I am unworthy of such a task. There are far too many verses where I could not match to the original’s brilliant and near-perfect meter, alliteration, and rhyme. I fear this is but a pale shadow.

Your Humble Translator,

Cassolar Draebo

I. In the King’s Court
(In which the Stranger arrives and dares Ysgramor to slay an ice wraith.)

Strong Ysgramor, scalp-snow shining
Wisest father, brawny manner
Raised before him hands in greeting
Stood before his sturdy banner

Ysgramor:
“In my hall, all men are welcome
Safe in Saarthal, shall men slumber
Let us sit and strum the war-drums
Share we breaths as sworn sword-brothers

Blessed are we with Saarthal’s bounty
Here give glory for these green-gifts
Dirt-rows, ore-beats, notch-nocks, bronze-trees,
Freely pass your fat palm’s snow-drift

Here in my hall, all men equal
Live by drake-words, live by wisdom
Here the star-eye melts the crystals
New laws free of ancient dictum*

Here hold fast in hearty feasting
Here hear calls of hammer-clanking,
Triumph-talking, bare-breast-beating
Men of war like gore-moons’ waxing

Here grow strong and growl in anger
Shor’s old birthright now fae-stolen
Eat and drink and sing with laughter
Life-law chains that shall be broken”*

Wise Ysgramor in his chamber
Sat before his sturdy banner
All men sat except the Stranger
Stood in challenge from his corner

Man-shaped thing yet still familiar
Man-shaped thing all bald and bare-skinned
Man-shaped but with skin of silver
Snow-skin untouched by the north-wind

The Stranger:
“King, oh man, oh bearded wonder
Came you here to cry or conquer?
Shall we fear your shout of thunder?
Dare you hunt, oh dragon hunter?”

Ysgramor:
“Feel your heat, a forge’s fire
Hear your words, like wolves of winter
But my Shor-spark burns still brighter
Elf I name you, snow-skinned Falmer!”

The Stranger:
“Come I now to call out challenge
North-men are you great or gelded?
This I ask — to slay an ice-wraith
This I dare — or are you timid?”

Ysgramor:
“Ask you, dare you, hear my answer
Ice-wraith’s doom now lies upon it
See my hands hand-down my saucer
See my hands now holding Ysgrit**

I, by frost-fall, brave the ice-wraith
By my shout the wraith lies stricken
Soon it lies in Shor’s deep embrace
Before sun-dusk, foes lie beaten”
Translator’s Notes: This is a standard introduction for Nord poetry, both of this era and later ones, but there are some interesting differences.
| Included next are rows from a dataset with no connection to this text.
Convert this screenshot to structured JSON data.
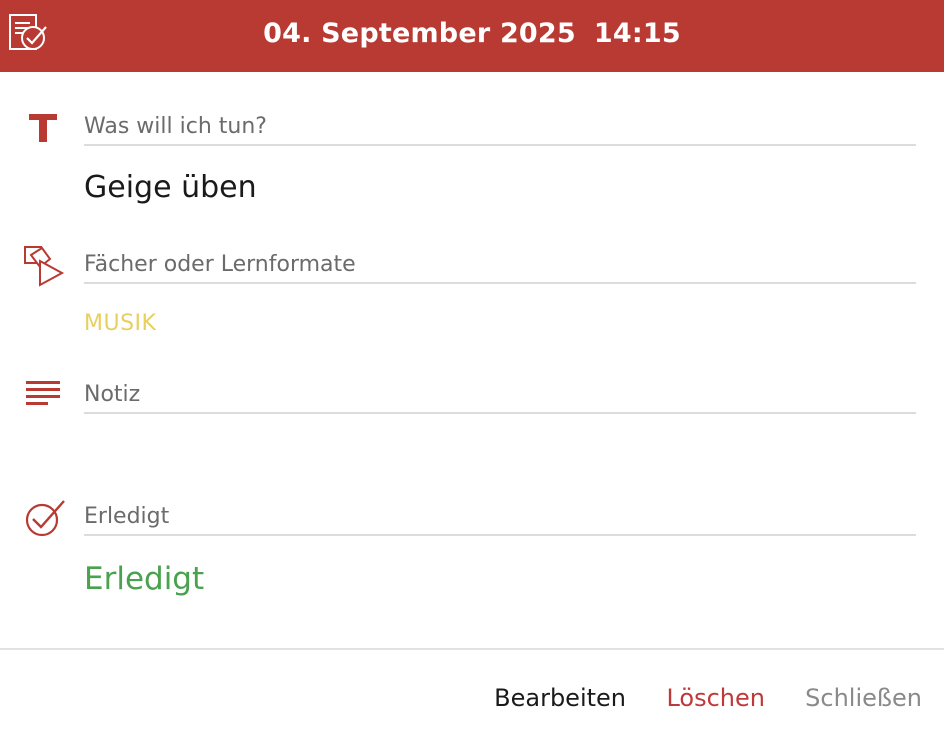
{
  "header": {
    "date": "04. September 2025",
    "time": "14:15",
    "icon": "task-checklist-icon"
  },
  "fields": {
    "title": {
      "label": "Was will ich tun?",
      "value": "Geige üben",
      "icon": "text-t-icon"
    },
    "subject": {
      "label": "Fächer oder Lernformate",
      "value": "MUSIK",
      "value_color": "#e8d060",
      "icon": "subjects-shapes-icon"
    },
    "note": {
      "label": "Notiz",
      "value": "",
      "icon": "lines-note-icon"
    },
    "done": {
      "label": "Erledigt",
      "value": "Erledigt",
      "value_color": "#4aa24f",
      "icon": "check-circle-icon"
    }
  },
  "footer": {
    "edit_label": "Bearbeiten",
    "delete_label": "Löschen",
    "close_label": "Schließen"
  },
  "colors": {
    "brand": "#b83a33",
    "delete": "#c0393a",
    "done": "#4aa24f",
    "subject": "#e8d060"
  }
}
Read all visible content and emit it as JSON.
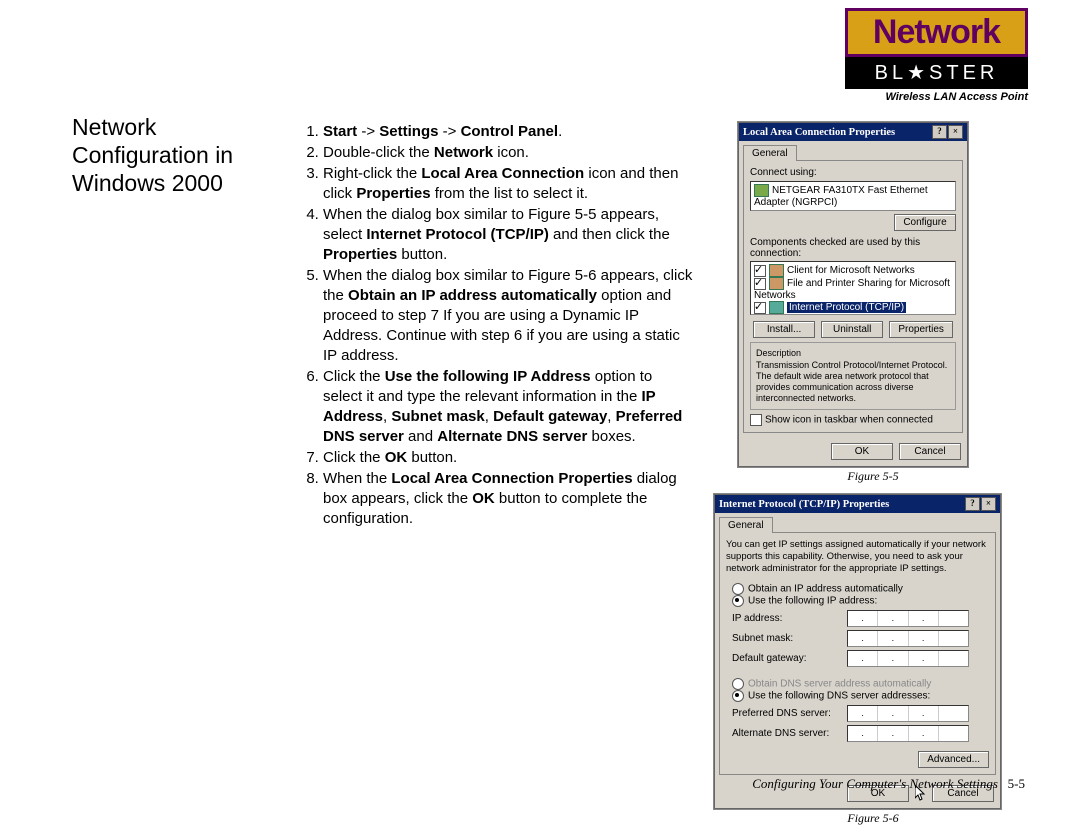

For one, the emphasis is always on odd syllables instead of even ones, as in later works. Secondly, while Shor is mentioned here and many times through the entire work, other gods are only rarely mentioned. This general trend in the few surviving First Era works has led some to speculate that the settlers from Atmora were religious zealots or from a cult of Shor.

*These two verses are especially difficult and uncertain.

**Much like Wuuthrad and Khaalthe, scholars argue over whether Ysgrit is a weapon (and whether a bow, spear, axe, or something else), a favored servant, or a technique.